RISSOLES – absent since The Castle, but making a triumphant return in my new cookbook (and a relative to the meatloaf recipe here from my The Simple Secrets to Cooking Everything Better). LOADED FRIES – when Maccas advertises loaded fries, you know the flannel set have embraced them in a way they never embraced Canadian poutine. More confounding, however, is how you’ll also find ingredient-adorned fries popping up in cool places. Didn’t foodie icon Nigella describe the feta-loaded variety at Gazi in Melbourne as the best thing she ate last year?
Of course, there are more. Cruise the site thingsboganslike.com and you’ll find Mexican beer, Curtis Stone, Nutri-Grain (Iron Man food), RTD cans (aka UDLs), locally produced foreign-label beer,
MasterChef and Boost Juice all featured alongside classically bogan pastimes such as making homebrew and walking between train carriages. There is only one of these things I don’t like*. So, pass the Bintang singlet – it looks like there’s no escaping my true bogan self. (*For the record, it isn’t Curtis, who is a prince among men. I hate RTDs; give me the bottle and the mixers any day!) Head to delicious.com.au for more bogan greats Matt loves.
MR KRANSKY’S PANEL VAN MEATLOAF SERVES 6
500g each beef and pork mince 1 tbs smoked paprika (pimenton) 3 leeks, trimmed 1 tbs olive oil 1 onion, finely chopped 125g streaky bacon, finely chopped 2 garlic cloves, crushed
1/ 2 cup (125ml) muscat (substitute sweet sherry) 1 cup (70g) fresh sourdough breadcrumbs 1 egg 200g mature cheddar, coarsely grated
200g tomato sauce 1 tbs Worcestershire sauce 2 tbs smoked paprika (pimenton)

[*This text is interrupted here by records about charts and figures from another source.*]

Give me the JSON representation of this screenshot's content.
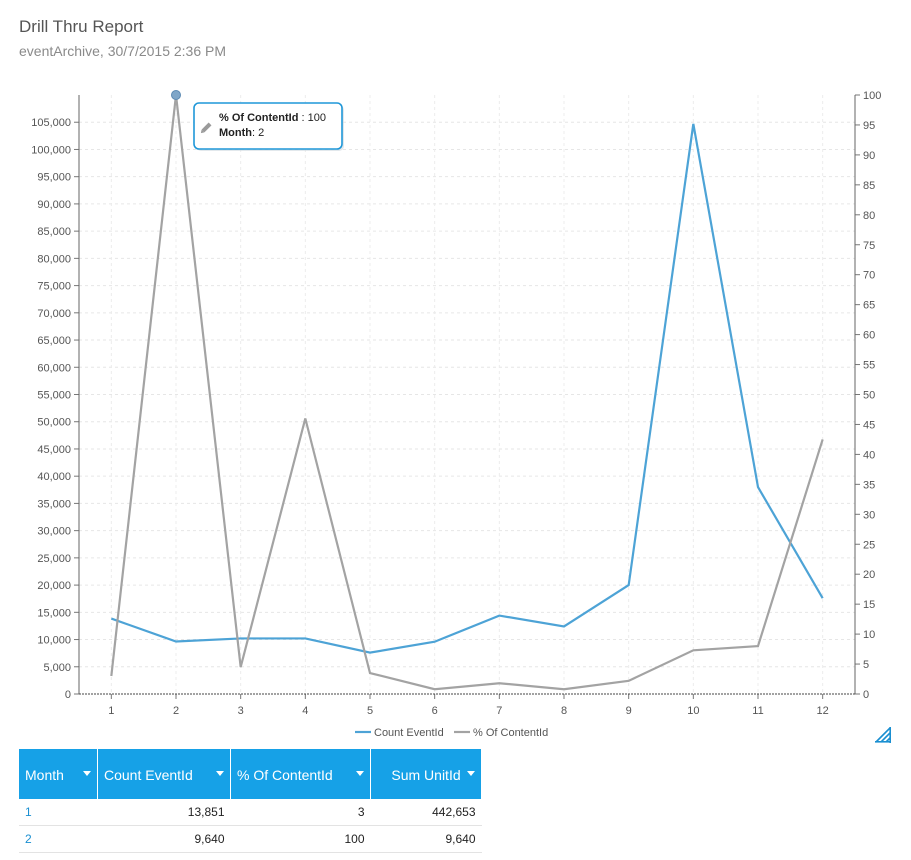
{
  "report": {
    "title": "Drill Thru Report",
    "subtitle": "eventArchive, 30/7/2015 2:36 PM"
  },
  "chart_data": {
    "type": "line",
    "x": [
      "1",
      "2",
      "3",
      "4",
      "5",
      "6",
      "7",
      "8",
      "9",
      "10",
      "11",
      "12"
    ],
    "series": [
      {
        "name": "Count EventId",
        "axis": "left",
        "color": "#4da3d6",
        "values": [
          13851,
          9640,
          10200,
          10200,
          7600,
          9600,
          14400,
          12400,
          20000,
          104700,
          38000,
          17600
        ]
      },
      {
        "name": "% Of ContentId",
        "axis": "right",
        "color": "#a3a3a3",
        "values": [
          3,
          100,
          4.5,
          46,
          3.5,
          0.8,
          1.8,
          0.8,
          2.2,
          7.3,
          8,
          42.5
        ]
      }
    ],
    "y_left": {
      "min": 0,
      "max": 110000,
      "step": 5000,
      "ticks": [
        "0",
        "5,000",
        "10,000",
        "15,000",
        "20,000",
        "25,000",
        "30,000",
        "35,000",
        "40,000",
        "45,000",
        "50,000",
        "55,000",
        "60,000",
        "65,000",
        "70,000",
        "75,000",
        "80,000",
        "85,000",
        "90,000",
        "95,000",
        "100,000",
        "105,000"
      ]
    },
    "y_right": {
      "min": 0,
      "max": 100,
      "step": 5,
      "ticks": [
        "0",
        "5",
        "10",
        "15",
        "20",
        "25",
        "30",
        "35",
        "40",
        "45",
        "50",
        "55",
        "60",
        "65",
        "70",
        "75",
        "80",
        "85",
        "90",
        "95",
        "100"
      ]
    },
    "grid": true,
    "legend": "bottom-center",
    "tooltip": {
      "series_label": "% Of ContentId",
      "value": "100",
      "x_label": "Month",
      "x_value": "2",
      "point_index": 1
    }
  },
  "table": {
    "columns": [
      "Month",
      "Count EventId",
      "% Of ContentId",
      "Sum UnitId"
    ],
    "rows": [
      [
        "1",
        "13,851",
        "3",
        "442,653"
      ],
      [
        "2",
        "9,640",
        "100",
        "9,640"
      ]
    ]
  }
}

1/4 cup firmly packed (60g) dark-brown sugar
Preheat the oven to 180°C. Line a baking tray with foil, then baking paper. Grease the long edges of an 11.5cm x 31cm (top measurement), 2L (8-cup) loaf pan and line with baking paper, leaving a little overhanging the edges.
Place beef mince, pork mince and paprika in a bowl and combine well using your hands. Set aside.

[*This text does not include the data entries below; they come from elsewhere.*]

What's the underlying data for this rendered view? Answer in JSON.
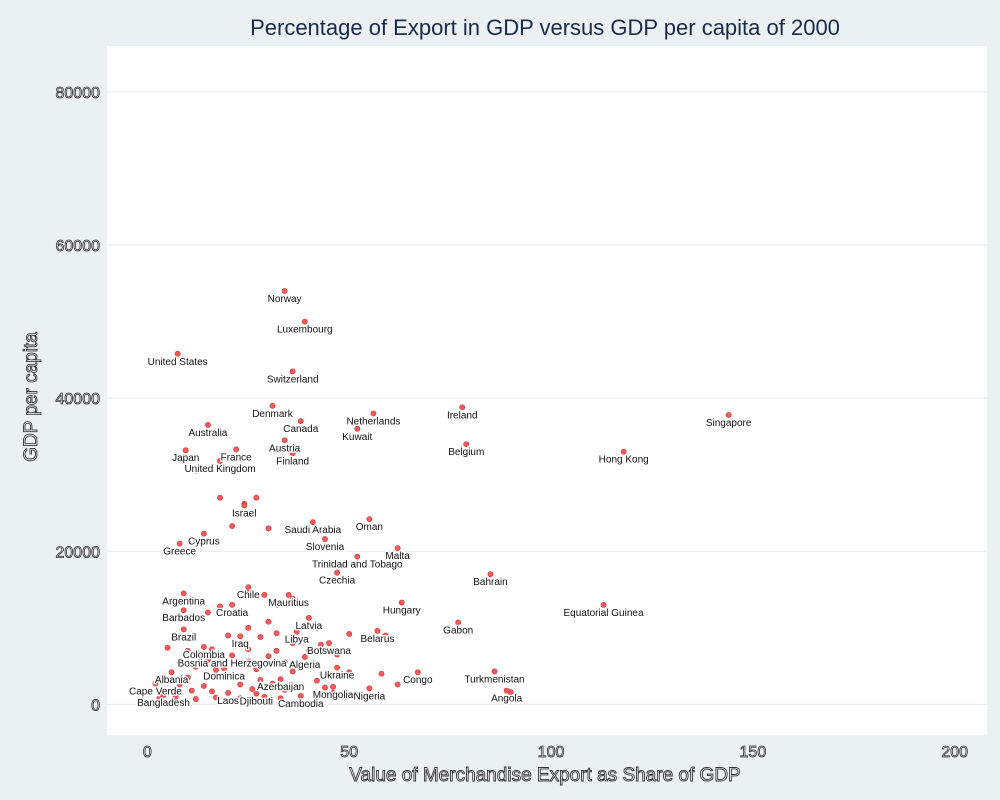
{
  "chart_data": {
    "type": "scatter",
    "title": "Percentage of Export in GDP versus GDP per capita of 2000",
    "xlabel": "Value of Merchandise Export as Share of GDP",
    "ylabel": "GDP per capita",
    "xlim": [
      -10,
      208
    ],
    "ylim": [
      -4000,
      86000
    ],
    "x_ticks": [
      0,
      50,
      100,
      150,
      200
    ],
    "y_ticks": [
      0,
      20000,
      40000,
      60000,
      80000
    ],
    "grid": "horizontal",
    "point_color": "#ff5a5a",
    "labeled_points": [
      {
        "label": "Norway",
        "x": 34,
        "y": 54000
      },
      {
        "label": "Luxembourg",
        "x": 39,
        "y": 50000
      },
      {
        "label": "United States",
        "x": 7.5,
        "y": 45800
      },
      {
        "label": "Switzerland",
        "x": 36,
        "y": 43500
      },
      {
        "label": "Denmark",
        "x": 31,
        "y": 39000
      },
      {
        "label": "Ireland",
        "x": 78,
        "y": 38800
      },
      {
        "label": "Singapore",
        "x": 144,
        "y": 37800
      },
      {
        "label": "Netherlands",
        "x": 56,
        "y": 38000
      },
      {
        "label": "Australia",
        "x": 15,
        "y": 36500
      },
      {
        "label": "Canada",
        "x": 38,
        "y": 37000
      },
      {
        "label": "Kuwait",
        "x": 52,
        "y": 36000
      },
      {
        "label": "Austria",
        "x": 34,
        "y": 34500
      },
      {
        "label": "Belgium",
        "x": 79,
        "y": 34000
      },
      {
        "label": "Japan",
        "x": 9.5,
        "y": 33200
      },
      {
        "label": "France",
        "x": 22,
        "y": 33300
      },
      {
        "label": "Hong Kong",
        "x": 118,
        "y": 33000
      },
      {
        "label": "Finland",
        "x": 36,
        "y": 32800
      },
      {
        "label": "United Kingdom",
        "x": 18,
        "y": 31800
      },
      {
        "label": "Israel",
        "x": 24,
        "y": 26000
      },
      {
        "label": "Saudi Arabia",
        "x": 41,
        "y": 23800
      },
      {
        "label": "Oman",
        "x": 55,
        "y": 24200
      },
      {
        "label": "Cyprus",
        "x": 14,
        "y": 22300
      },
      {
        "label": "Slovenia",
        "x": 44,
        "y": 21600
      },
      {
        "label": "Greece",
        "x": 8,
        "y": 21000
      },
      {
        "label": "Malta",
        "x": 62,
        "y": 20400
      },
      {
        "label": "Trinidad and Tobago",
        "x": 52,
        "y": 19300
      },
      {
        "label": "Czechia",
        "x": 47,
        "y": 17200
      },
      {
        "label": "Bahrain",
        "x": 85,
        "y": 17000
      },
      {
        "label": "Argentina",
        "x": 9,
        "y": 14500
      },
      {
        "label": "Chile",
        "x": 25,
        "y": 15300
      },
      {
        "label": "Mauritius",
        "x": 35,
        "y": 14300
      },
      {
        "label": "Croatia",
        "x": 21,
        "y": 13000
      },
      {
        "label": "Barbados",
        "x": 9,
        "y": 12300
      },
      {
        "label": "Hungary",
        "x": 63,
        "y": 13300
      },
      {
        "label": "Equatorial Guinea",
        "x": 113,
        "y": 13000
      },
      {
        "label": "Gabon",
        "x": 77,
        "y": 10700
      },
      {
        "label": "Latvia",
        "x": 40,
        "y": 11300
      },
      {
        "label": "Brazil",
        "x": 9,
        "y": 9800
      },
      {
        "label": "Libya",
        "x": 37,
        "y": 9500
      },
      {
        "label": "Belarus",
        "x": 57,
        "y": 9600
      },
      {
        "label": "Iraq",
        "x": 23,
        "y": 8900
      },
      {
        "label": "Colombia",
        "x": 14,
        "y": 7500
      },
      {
        "label": "Botswana",
        "x": 45,
        "y": 8000
      },
      {
        "label": "Bosnia and Herzegovina",
        "x": 21,
        "y": 6400
      },
      {
        "label": "Algeria",
        "x": 39,
        "y": 6200
      },
      {
        "label": "Dominica",
        "x": 19,
        "y": 4700
      },
      {
        "label": "Ukraine",
        "x": 47,
        "y": 4800
      },
      {
        "label": "Albania",
        "x": 6,
        "y": 4200
      },
      {
        "label": "Azerbaijan",
        "x": 33,
        "y": 3300
      },
      {
        "label": "Congo",
        "x": 67,
        "y": 4200
      },
      {
        "label": "Turkmenistan",
        "x": 86,
        "y": 4300
      },
      {
        "label": "Cape Verde",
        "x": 2,
        "y": 2700
      },
      {
        "label": "Mongolia",
        "x": 46,
        "y": 2300
      },
      {
        "label": "Nigeria",
        "x": 55,
        "y": 2100
      },
      {
        "label": "Angola",
        "x": 89,
        "y": 1800
      },
      {
        "label": "Bangladesh",
        "x": 4,
        "y": 1200
      },
      {
        "label": "Laos",
        "x": 20,
        "y": 1500
      },
      {
        "label": "Djibouti",
        "x": 27,
        "y": 1400
      },
      {
        "label": "Cambodia",
        "x": 38,
        "y": 1100
      }
    ],
    "unlabeled_points": [
      {
        "x": 12,
        "y": 30500
      },
      {
        "x": 18,
        "y": 27000
      },
      {
        "x": 27,
        "y": 27000
      },
      {
        "x": 24,
        "y": 26200
      },
      {
        "x": 21,
        "y": 23300
      },
      {
        "x": 30,
        "y": 23000
      },
      {
        "x": 25,
        "y": 14800
      },
      {
        "x": 29,
        "y": 14300
      },
      {
        "x": 32,
        "y": 13000
      },
      {
        "x": 36,
        "y": 13800
      },
      {
        "x": 18,
        "y": 12800
      },
      {
        "x": 15,
        "y": 12000
      },
      {
        "x": 13,
        "y": 13200
      },
      {
        "x": 11,
        "y": 13800
      },
      {
        "x": 25,
        "y": 10000
      },
      {
        "x": 30,
        "y": 10800
      },
      {
        "x": 42,
        "y": 10000
      },
      {
        "x": 50,
        "y": 9200
      },
      {
        "x": 59,
        "y": 9000
      },
      {
        "x": 20,
        "y": 9000
      },
      {
        "x": 28,
        "y": 8800
      },
      {
        "x": 32,
        "y": 9300
      },
      {
        "x": 22,
        "y": 8000
      },
      {
        "x": 36,
        "y": 8000
      },
      {
        "x": 43,
        "y": 7800
      },
      {
        "x": 5,
        "y": 7400
      },
      {
        "x": 10,
        "y": 7000
      },
      {
        "x": 16,
        "y": 7200
      },
      {
        "x": 25,
        "y": 7200
      },
      {
        "x": 32,
        "y": 7000
      },
      {
        "x": 40,
        "y": 7000
      },
      {
        "x": 13,
        "y": 6200
      },
      {
        "x": 30,
        "y": 6300
      },
      {
        "x": 47,
        "y": 6500
      },
      {
        "x": 8,
        "y": 5500
      },
      {
        "x": 15,
        "y": 5800
      },
      {
        "x": 25,
        "y": 5600
      },
      {
        "x": 34,
        "y": 5500
      },
      {
        "x": 12,
        "y": 4900
      },
      {
        "x": 17,
        "y": 4500
      },
      {
        "x": 27,
        "y": 4600
      },
      {
        "x": 36,
        "y": 4300
      },
      {
        "x": 50,
        "y": 4200
      },
      {
        "x": 58,
        "y": 4000
      },
      {
        "x": 4,
        "y": 3500
      },
      {
        "x": 10,
        "y": 3500
      },
      {
        "x": 21,
        "y": 3600
      },
      {
        "x": 28,
        "y": 3200
      },
      {
        "x": 42,
        "y": 3100
      },
      {
        "x": 8,
        "y": 2600
      },
      {
        "x": 14,
        "y": 2400
      },
      {
        "x": 23,
        "y": 2600
      },
      {
        "x": 31,
        "y": 2700
      },
      {
        "x": 44,
        "y": 2200
      },
      {
        "x": 62,
        "y": 2600
      },
      {
        "x": 90,
        "y": 1600
      },
      {
        "x": 6,
        "y": 1700
      },
      {
        "x": 11,
        "y": 1800
      },
      {
        "x": 16,
        "y": 1700
      },
      {
        "x": 26,
        "y": 2000
      },
      {
        "x": 34,
        "y": 1900
      },
      {
        "x": 46,
        "y": 1500
      },
      {
        "x": 7,
        "y": 1000
      },
      {
        "x": 17,
        "y": 900
      },
      {
        "x": 23,
        "y": 800
      },
      {
        "x": 29,
        "y": 1000
      },
      {
        "x": 33,
        "y": 800
      },
      {
        "x": 52,
        "y": 1200
      },
      {
        "x": 3,
        "y": 800
      },
      {
        "x": 12,
        "y": 700
      }
    ]
  }
}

Place leeks on a microwave-safe plate and microwvae on high for 4 minutes or until softened, then stand for 5 minutes to cool slightly. Once cool enough to handle, peel and discard 2 outer layers, then trim to fit lengthways in prepared loaf pan.
Heat oil in a frypan, add onion and cook, stirring occasionally, for 5 minutes or until softened. Add bacon and garlic, and cook, stirring occasionally, for 5 minutes or until bacon is golden. Add muscat and cook, stirring, for 1-2 minutes or until reduced and syrupy. Remove from heat and stand for 5 minutes or until cooled slightly.
Add muscat mixture, breadcrumbs, egg and cheese to mince mixture and combine well using your hands. Season well.
Using wet hands, press half the meatloaf mixture into the base of the prepared loaf pan, top with leeks, then top with remaining meatloaf mixture, pressing down firmly. Bake for 30 minutes, then carefully turn partially cooked meatloaf out onto the prepared tray.
Meanwhile, for the glaze, combine all the ingredients in a saucepan over medium-high heat, bring to a simmer and cook, stirring constantly, for 1 minute or until heated through. Remove from heat and set aside.
Pour the glaze over meatloaf, brushing evenly over top and sides. Bake glazed meatloaf for 50- 60 minutes or until cooked through. Remove meatloaf from oven and stand for 10 minutes to cool slightly, then thickly slice and brush with any glaze remaining in pan before serving.